I used the multinomial naive Bayes machine learning algorithm for my eye classification. The features of a naive Bayes model are all conditionally independent of each other. Let's imagine that a person could have two common diseases, chronic obstructive pulmonary disease (COPD) and gastroesophageal reflux disease (GERD). Now let's say that person was smoker. The diseases COPD and GERD are conditionally independent if knowing the person was a smoker, knowing the person had COPD would not change the likelihood of that person having GERD, and vice versa. In other words, the chance of a smoker having GERD is the same regardless of him having COPD, and the chance of him having COPD is the same regardless of him having GERD. This may not necessarily be true, but the naive Bayes model assumes this to be true and performs pretty well.

Gaussian naive Bayes will model our donor's medical history based on the presence or absence of each disease. We use a multinomial naive Bayes because it uses the number of times the disease is mentioned in each medical history. It's likely most of the records will mention each disease only once so the advantage of the multinomial naive Bayes is slim. However, the Gaussian model does not accept the sparse matrix. The multinomial model is more widely used for vectorized text classification, so it will be what we use.
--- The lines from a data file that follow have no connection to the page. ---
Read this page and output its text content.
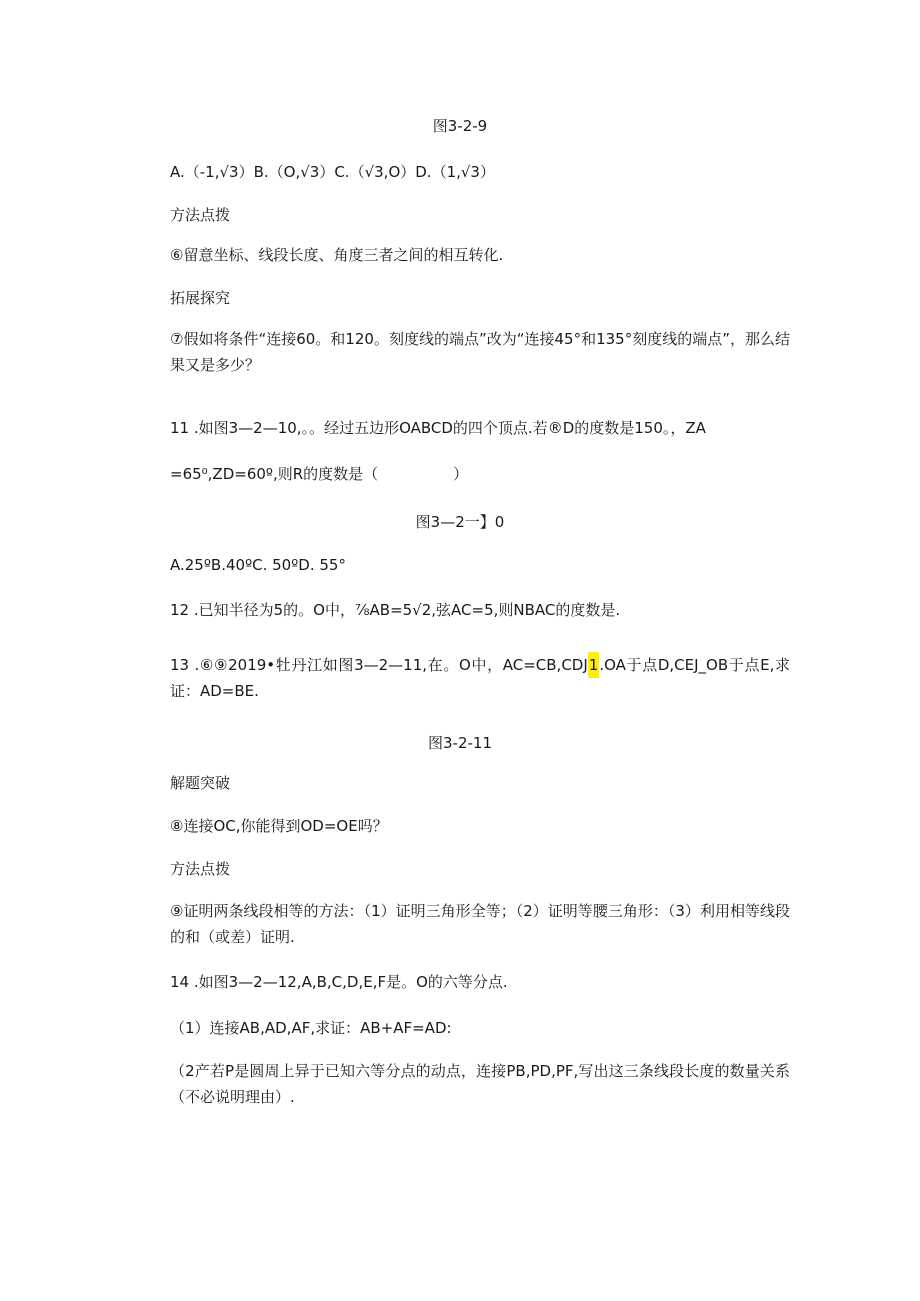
图3-2-9
A.（-1,√3）B.（O,√3）C.（√3,O）D.（1,√3）
方法点拨
⑥留意坐标、线段长度、角度三者之间的相互转化.
拓展探究
⑦假如将条件“连接60。和120。刻度线的端点”改为“连接45°和135°刻度线的端点”，那么结果又是多少？
11 .如图3—2—10,。。经过五边形OABCD的四个顶点.若®D的度数是150。，ZA
=65⁰,ZD=60º,则R的度数是（　　　　　）
图3—2一】0
A.25ºB.40ºC. 50ºD. 55°
12 .已知半径为5的。O中，⅞AB=5√2,弦AC=5,则NBAC的度数是.
13 .⑥⑨2019•牡丹江如图3—2—11,在。O中，AC=CB,CDJ1.OA于点D,CEJ_OB于点E,求证：AD=BE.
图3-2-11
解题突破
⑧连接OC,你能得到OD=OE吗？
方法点拨
⑨证明两条线段相等的方法：（1）证明三角形全等；（2）证明等腰三角形：（3）利用相等线段的和（或差）证明.
14 .如图3—2—12,A,B,C,D,E,F是。O的六等分点.
（1）连接AB,AD,AF,求证：AB+AF=AD:
（2产若P是圆周上异于已知六等分点的动点，连接PB,PD,PF,写出这三条线段长度的数量关系（不必说明理由）.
Now for the grand finale! Let's run train the model, test it, and calculate its accuracy.

Naive Bayes accuracy_score: 0.935534222483

I am pretty satisfied with this score considering we have used the default parameters on our algorithms. There's plenty of room for improvement, and if we incorporate medications and used adjust the ngram range of our CountVectorizer we may improve our accuracy. My hope is that resource-strapped eye banks use this model to determine which eyes are worth the time to harvest.

In the meantime, I exported the tokens associated with inadequate ECC and tokens associated with adequate ECC. We will delve into the differences of these tokens to further the understanding of what diseases influence eye health over the course of a patient's life.

This was a fun experiment in machine learning and I'm glad it was able to help me perform worthwhile research. The field is very exciting and I am grateful for the opportunity to incorporate it into medicine.